El jurado eligió ayer por unanimidad a los cinco arquitectos finalistas que podrán presentar sus anteproyectos para rehabilitar la antigua cárcel y convertirla en un moderno centro cultural. ‘O vello cárcere’, como se llamará en el futuro, podría estar acabada a finales de 2011, según las previsiones del Concello.

 

Los elegidos son el madrileño Ignacio Mendaro Corsini; el coruñés Alfredo Freixedo Alemparte; Alfonso Penela Fernández, de Vigo; el compostelano José Luis Pereiro Alonso, y la firma Creuse Arquitectos, de A Coruña. La decisión del jurado fue unánime, ya que fueron los únicos de los 27 que se presentaron que, además de cumplir todos los requisitos exigidos en las bases, alcanzaron el nivel máximo en la valoración de la calidad de su obra arquitectónica.

 

A juicio de la presidenta del jurado, Sonia Méndez, esta elección asegura que la calidad de proyecto que resulte finalmente vencedor sea muy elevada, dada la dilatada trayectoria de los cinco finalistas en este tipo de rehabilitaciones de edificios históricos y las propias trayectorias profesionales de todos ellos. Los finalistas tiene 45 días para presentar sus respectivos anteproyectos. Una vez que el jurado decida cuál es el ganador, éste dispondrá de tres meses para elaborar el proyecto definitivo.

 

Teniendo en cuenta estos plazos, el alcalde de Lugo, José López Orozco, aventuró ayer que el centro podría estar acabado para finales de 2011. Hay que tener en cuenta que la rehabilitación de la cárcel ha de hacerse de forma coordinada con la construcción de la nueva sede de la Policía Local, que estará situada en Sanfiz, ya que en las actuales instalaciones sólo quedarán los servicios centralizados de tráfico y un pequeño retén.
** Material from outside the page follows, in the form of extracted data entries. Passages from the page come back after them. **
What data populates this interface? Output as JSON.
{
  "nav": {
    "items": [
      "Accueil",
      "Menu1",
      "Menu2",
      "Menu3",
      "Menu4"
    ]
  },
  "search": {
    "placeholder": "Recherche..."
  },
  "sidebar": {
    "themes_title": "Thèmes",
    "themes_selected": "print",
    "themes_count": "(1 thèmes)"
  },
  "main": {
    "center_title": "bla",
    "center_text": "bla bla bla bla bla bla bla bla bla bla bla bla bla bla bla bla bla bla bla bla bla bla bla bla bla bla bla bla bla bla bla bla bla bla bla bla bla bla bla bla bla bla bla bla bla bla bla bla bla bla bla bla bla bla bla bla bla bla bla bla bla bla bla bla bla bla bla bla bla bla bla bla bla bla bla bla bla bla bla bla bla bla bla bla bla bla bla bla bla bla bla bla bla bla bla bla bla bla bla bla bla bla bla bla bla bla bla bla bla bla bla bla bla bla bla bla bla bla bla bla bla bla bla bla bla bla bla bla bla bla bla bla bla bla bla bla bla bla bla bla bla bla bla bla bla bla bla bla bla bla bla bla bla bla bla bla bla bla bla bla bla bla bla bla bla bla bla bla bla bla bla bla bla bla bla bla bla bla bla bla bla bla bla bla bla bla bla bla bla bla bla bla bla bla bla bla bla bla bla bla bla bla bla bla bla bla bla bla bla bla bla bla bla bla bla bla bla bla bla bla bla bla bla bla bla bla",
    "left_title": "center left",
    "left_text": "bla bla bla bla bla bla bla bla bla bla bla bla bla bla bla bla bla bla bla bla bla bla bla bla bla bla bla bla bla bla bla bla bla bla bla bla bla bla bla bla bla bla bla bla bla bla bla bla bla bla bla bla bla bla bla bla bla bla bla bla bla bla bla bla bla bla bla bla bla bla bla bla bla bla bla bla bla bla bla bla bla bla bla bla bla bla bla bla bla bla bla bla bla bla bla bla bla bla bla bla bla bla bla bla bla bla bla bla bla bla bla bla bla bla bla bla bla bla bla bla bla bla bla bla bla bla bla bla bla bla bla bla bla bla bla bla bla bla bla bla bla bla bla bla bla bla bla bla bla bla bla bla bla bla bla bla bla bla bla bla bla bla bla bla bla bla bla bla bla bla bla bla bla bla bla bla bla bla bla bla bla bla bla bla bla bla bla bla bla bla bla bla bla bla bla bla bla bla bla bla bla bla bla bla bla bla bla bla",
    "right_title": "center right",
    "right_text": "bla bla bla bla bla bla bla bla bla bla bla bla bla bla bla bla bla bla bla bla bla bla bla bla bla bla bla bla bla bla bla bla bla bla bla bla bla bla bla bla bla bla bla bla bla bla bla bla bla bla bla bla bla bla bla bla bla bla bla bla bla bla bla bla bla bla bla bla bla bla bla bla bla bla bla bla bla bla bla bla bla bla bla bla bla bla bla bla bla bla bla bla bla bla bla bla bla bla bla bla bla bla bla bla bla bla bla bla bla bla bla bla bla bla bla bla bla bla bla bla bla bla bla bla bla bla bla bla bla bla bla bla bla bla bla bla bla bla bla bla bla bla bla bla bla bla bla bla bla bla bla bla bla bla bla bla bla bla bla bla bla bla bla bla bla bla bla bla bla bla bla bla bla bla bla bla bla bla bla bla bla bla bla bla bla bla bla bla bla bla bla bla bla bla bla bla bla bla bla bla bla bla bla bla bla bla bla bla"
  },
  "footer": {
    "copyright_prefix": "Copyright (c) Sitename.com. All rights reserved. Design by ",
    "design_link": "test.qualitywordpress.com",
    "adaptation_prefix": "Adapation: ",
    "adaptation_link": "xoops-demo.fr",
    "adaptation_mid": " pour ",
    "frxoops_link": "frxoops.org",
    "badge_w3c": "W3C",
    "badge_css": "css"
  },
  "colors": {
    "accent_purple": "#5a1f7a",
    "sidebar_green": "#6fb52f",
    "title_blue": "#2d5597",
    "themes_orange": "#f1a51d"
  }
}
Pese a todo, Orozco cree que no será difícil cumplir ese plazo porque «xa temos o diñeiro para as duas obras, non hai que buscalo, e o proxecto da sede da Policía xa está feito e será licitado en breve».

 

Cuando esté finalizada, ‘O vello cárcere’ dispondrá de un patio central que podrá albergar pequeños actos culturales, con el espacio de la cárcel de mujeres convertido en anfiteatro, una ocioteca, una biblioteca, espacios para exposiciones en las actuales celdas y un lugar digno para que el equipo de arqueólogos municipales puedan realizar su trabajo. Además, contará con un restaurante, cuya gestión será sacada a concurso.

 

Dada la importancia que tendrá este centro, se decidió formar un jurado con un elevado número de técnicos, además de representantes de los tres grupos políticos y de la Diputación. Así, en el jurado había hasta seis arquitectos, cuyos consejos fueron los que más pesaron a la hora de decirse por los finalistas y que tendrán el mismo papel para elegir al ganador.